On April 2, 2022, a Facebook post shared an image of seven men handcuffed outside a police station alongside the caption:  “Developing News: Police say the masterminds of the violence that rocked a burial in Eldoret are in custody.”

All seven suspects were named in the post, which has been shared more than 500 times. 

The post was published a day after chaotic scenes marred the funeral of Jackson Kibor, a Kenyan businessman-turned-politician. Odinga, a former prime minister, attended the event.

During the violence, Odinga’s chopper was stoned and damaged. The funeral took place in Uasin Gishu County, an area in Kenya’s Rift Valley region perceived to be the political base of the country's deputy president William Ruto – an arch-rival of Odinga in the upcoming elections.

A screenshot of the false Facebook post, taken on April 8, 2022

Similar claims were shared on Facebook here, here and here.

However, the claims are false.

Car crooks

A reverse image search on TinEye reveals the picture is old and unrelated to the claims.

The same image was published in this local news report on October 7, 2019, describing how police had stopped a car theft racket.

A screenshot of the local news report about arrested suspects linked to a car theft syndicate, taken on April 13, 2022

“Police parade seven suspects linked to car theft ring at Eldoret Police Station on October 7, 2019,” reads the newspaper’s caption.

Odinga suspects arrested

Following the unrest at the funeral, 17 people – and not seven as claimed in the Facebook post – were arrested and appeared in court (see here and here).
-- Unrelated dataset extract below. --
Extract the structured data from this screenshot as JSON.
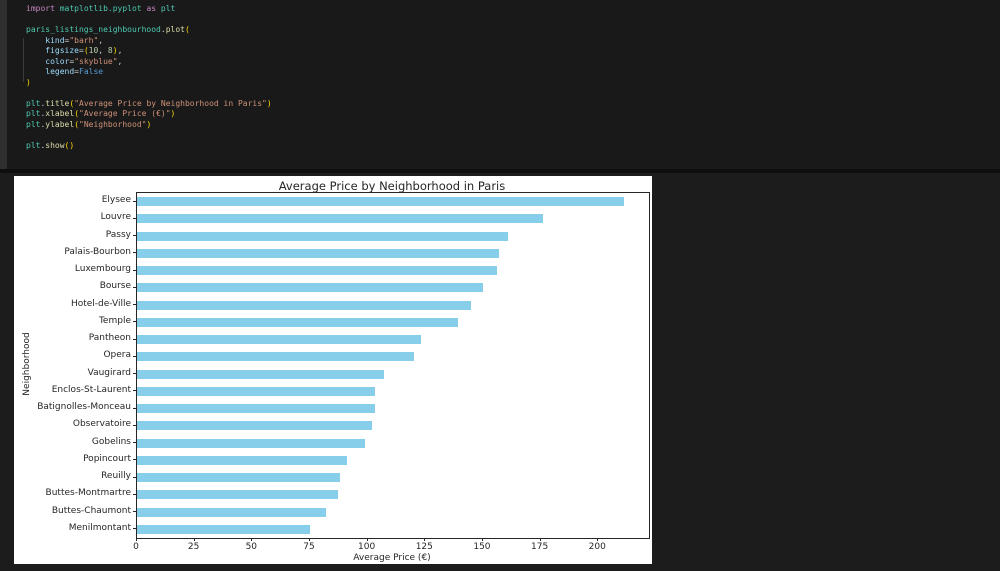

On April 13, 2022, 15 of the suspects were released due to lack of evidence while two are set to face trial.

Additionally, none of those initially arrested for damaging Odinga’s helicopter at the funeral have the same names as the seven brought to book in 2019 for allegedly running a car theft ring.

The aggression towards Odinga was sharply criticised by politicians, who called for tolerance as Kenya prepares to hold an election in four months.

An increasing amount of misinformation has spread in Kenya as the general elections draw nearer. AFP Fact Check has debunked claims linked to the polls herehere, and here.